The biggest problem is that we are comparatively affluent and well-off enough to maintain a critically dangerous level of indifference while the world goes to hell in a hand basket. The biggest problem is that we are all suffering from attention deficit disorder, and we don’t know where to click to make it all better.

If I wanted to subjugate the entire first world, I would build a machine to distract them. I would numb, desensitize, and slowly acclimate them to a growing collection of erosions to their civil liberties, and everything they believe they stand for, and meanwhile, I would fatten them on a steady diet of fast food, soda, and endless endless endless streaming media. I would give them food, water, homes, and distractions.

The people I couldn’t give food, water, homes, and distractions to, I would disenfranchise. And I would do my best to turn them into scapegoats for all the problems I created for the first group of people who I have managed to make just uncomfortable enough to add to the endless streaming media, but not uncomfortable enough to revolt.

Of course, I don’t want to subjugate the entire first world. I don’t believe anyone really does, necessarily. But I do know that Stephen Hawking’s greatest fear is the looming spectre of artificial intelligence, and the associated rise of the machines. And I do fear that the internet may be the collective unconscious of the mainframe brain that will be the thinker behind that Matrix-like revolution.

If a cancer is simply anything that repeats itself ad-infinitum, meanwhile distracting, hijacking, and destroying other processes, then I don’t know what else to call the internet.

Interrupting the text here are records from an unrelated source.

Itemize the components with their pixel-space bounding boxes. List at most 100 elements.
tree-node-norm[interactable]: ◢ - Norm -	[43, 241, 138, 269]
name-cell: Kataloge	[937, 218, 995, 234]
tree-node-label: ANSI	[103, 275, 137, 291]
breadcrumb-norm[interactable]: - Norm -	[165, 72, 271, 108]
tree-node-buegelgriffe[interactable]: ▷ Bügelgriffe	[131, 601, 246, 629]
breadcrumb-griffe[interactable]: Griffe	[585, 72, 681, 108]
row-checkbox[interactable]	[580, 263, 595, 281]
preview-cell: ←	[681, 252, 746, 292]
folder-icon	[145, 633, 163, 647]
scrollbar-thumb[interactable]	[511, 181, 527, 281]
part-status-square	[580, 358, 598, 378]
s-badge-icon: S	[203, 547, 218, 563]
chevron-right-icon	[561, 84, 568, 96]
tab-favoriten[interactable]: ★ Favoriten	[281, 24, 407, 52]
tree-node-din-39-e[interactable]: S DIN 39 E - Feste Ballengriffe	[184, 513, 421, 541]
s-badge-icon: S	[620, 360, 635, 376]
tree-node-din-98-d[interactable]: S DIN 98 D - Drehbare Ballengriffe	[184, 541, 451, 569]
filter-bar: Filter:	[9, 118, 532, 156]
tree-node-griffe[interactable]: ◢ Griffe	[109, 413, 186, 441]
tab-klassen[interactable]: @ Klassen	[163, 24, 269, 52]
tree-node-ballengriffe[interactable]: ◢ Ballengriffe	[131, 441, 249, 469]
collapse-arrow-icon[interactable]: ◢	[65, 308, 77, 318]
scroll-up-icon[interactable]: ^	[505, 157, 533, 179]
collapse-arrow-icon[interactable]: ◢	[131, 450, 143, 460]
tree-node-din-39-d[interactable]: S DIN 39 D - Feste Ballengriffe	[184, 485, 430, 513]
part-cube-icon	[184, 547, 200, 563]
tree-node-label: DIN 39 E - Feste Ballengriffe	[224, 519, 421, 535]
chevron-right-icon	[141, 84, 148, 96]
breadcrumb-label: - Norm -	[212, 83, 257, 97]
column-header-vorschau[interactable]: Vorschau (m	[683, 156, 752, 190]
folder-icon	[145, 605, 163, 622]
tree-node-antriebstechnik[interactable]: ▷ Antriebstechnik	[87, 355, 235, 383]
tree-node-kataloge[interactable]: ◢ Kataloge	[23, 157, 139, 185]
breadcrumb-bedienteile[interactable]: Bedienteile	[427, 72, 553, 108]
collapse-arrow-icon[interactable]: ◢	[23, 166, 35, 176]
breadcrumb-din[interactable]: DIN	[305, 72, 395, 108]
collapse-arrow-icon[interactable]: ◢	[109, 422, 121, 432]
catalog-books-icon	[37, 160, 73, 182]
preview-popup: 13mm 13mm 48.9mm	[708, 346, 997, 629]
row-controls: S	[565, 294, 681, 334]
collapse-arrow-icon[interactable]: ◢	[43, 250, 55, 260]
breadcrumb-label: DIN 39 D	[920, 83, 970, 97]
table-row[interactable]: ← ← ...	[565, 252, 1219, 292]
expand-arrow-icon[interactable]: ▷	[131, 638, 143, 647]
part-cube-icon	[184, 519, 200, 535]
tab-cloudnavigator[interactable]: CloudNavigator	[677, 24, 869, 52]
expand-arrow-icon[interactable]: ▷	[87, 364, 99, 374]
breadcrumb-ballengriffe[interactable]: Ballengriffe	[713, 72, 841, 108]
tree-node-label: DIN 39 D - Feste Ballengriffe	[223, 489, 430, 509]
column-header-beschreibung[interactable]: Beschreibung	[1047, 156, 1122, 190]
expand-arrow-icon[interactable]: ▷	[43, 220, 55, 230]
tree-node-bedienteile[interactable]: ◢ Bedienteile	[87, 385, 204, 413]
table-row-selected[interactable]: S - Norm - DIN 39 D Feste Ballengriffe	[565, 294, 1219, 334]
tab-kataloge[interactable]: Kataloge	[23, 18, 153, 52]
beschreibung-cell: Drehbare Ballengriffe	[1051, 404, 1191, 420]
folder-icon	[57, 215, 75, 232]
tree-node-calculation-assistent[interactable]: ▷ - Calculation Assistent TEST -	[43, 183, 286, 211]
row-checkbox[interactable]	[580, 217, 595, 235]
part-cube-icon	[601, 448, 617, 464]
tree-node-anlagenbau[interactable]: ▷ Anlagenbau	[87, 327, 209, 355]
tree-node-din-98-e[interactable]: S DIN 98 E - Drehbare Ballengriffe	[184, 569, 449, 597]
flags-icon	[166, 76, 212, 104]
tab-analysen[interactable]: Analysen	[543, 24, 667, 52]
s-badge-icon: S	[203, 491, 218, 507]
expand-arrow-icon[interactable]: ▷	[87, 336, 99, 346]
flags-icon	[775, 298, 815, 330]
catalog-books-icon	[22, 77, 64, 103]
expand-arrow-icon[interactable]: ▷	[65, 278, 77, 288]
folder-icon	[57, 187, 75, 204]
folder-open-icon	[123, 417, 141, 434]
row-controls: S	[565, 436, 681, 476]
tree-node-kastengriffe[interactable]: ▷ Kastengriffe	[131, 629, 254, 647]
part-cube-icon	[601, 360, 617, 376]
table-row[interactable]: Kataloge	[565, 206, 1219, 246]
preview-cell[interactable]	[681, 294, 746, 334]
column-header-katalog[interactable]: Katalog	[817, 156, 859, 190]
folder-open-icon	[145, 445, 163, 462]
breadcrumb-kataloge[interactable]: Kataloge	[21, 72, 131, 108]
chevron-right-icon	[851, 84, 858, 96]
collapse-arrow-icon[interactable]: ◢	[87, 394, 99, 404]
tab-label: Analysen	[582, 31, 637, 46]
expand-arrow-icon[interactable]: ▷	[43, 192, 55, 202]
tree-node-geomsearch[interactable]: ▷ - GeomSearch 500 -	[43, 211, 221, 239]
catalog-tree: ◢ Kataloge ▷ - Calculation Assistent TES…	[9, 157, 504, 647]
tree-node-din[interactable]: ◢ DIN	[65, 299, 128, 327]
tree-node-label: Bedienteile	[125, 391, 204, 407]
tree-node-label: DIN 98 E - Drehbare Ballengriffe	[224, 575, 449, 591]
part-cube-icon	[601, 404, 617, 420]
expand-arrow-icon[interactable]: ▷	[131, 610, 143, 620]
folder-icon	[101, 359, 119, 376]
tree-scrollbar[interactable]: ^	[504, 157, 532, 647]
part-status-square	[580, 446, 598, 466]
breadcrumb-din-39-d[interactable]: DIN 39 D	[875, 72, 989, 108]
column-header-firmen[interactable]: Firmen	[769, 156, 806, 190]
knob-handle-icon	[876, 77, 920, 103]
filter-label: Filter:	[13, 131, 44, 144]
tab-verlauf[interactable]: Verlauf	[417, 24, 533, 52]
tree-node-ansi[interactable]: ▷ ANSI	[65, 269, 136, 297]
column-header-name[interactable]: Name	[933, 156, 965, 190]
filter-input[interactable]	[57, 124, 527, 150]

It reproduces, reproduces, and reproduces its distractions, all the while coaxing us into what can only be described as a politically and socially vegetative state. The institutions of democracy that were built to protect and insulate us from tyranny, like the organs of our bodies, become infected with the cancer, and turn against us. We are left a dying body, gasping for air, striving to come to terms with how this all happened so quickly.

If Trump is elected president, I fear for the worst. All the precursors of civil war seem poised on the brink as it is. But if Hillary is elected, it’s just another distraction as the diseasemachine rumbles on. I can’t imagine two worse candidates. Trump, because he is a racist, a bigot, a xenophobe, a terrorist, and a fascist. Hillary, because when we collectively decided to vote for her instead of Bernie, we did so knowing full-well that she polled poorly against Trump… knowing full well that Bernie had a better chance to beat him.

The sub-prime mortgage crisis could have taught us something about risky bets on traditional norms — but it didn’t. We have all hedged our bets assuming that there could be no way in hell that America would be racist or stupid enough to give Trump the nomination. Now, we make bets based on a Hail Mary toss that he won’t be elected president. Instead of washing the DNC, the RNC, Capitol Hill, and the entire political machine of the latent, obvious, not even thinly veiled institutionalized corruption that defines it, we picked a Yes-Man (Woman) who could not be more emblematic of the cancer that American politics has become. Either way, I fear for the worst.

The writing is on the wall. The train is headed for the cliff. We can all see the edge we’re approaching. We say “well, maybe if we start turning left, we’ll be able to reroute”. But then, we remember what we were all here for in the first place… Pokemon. And the train rumbles on.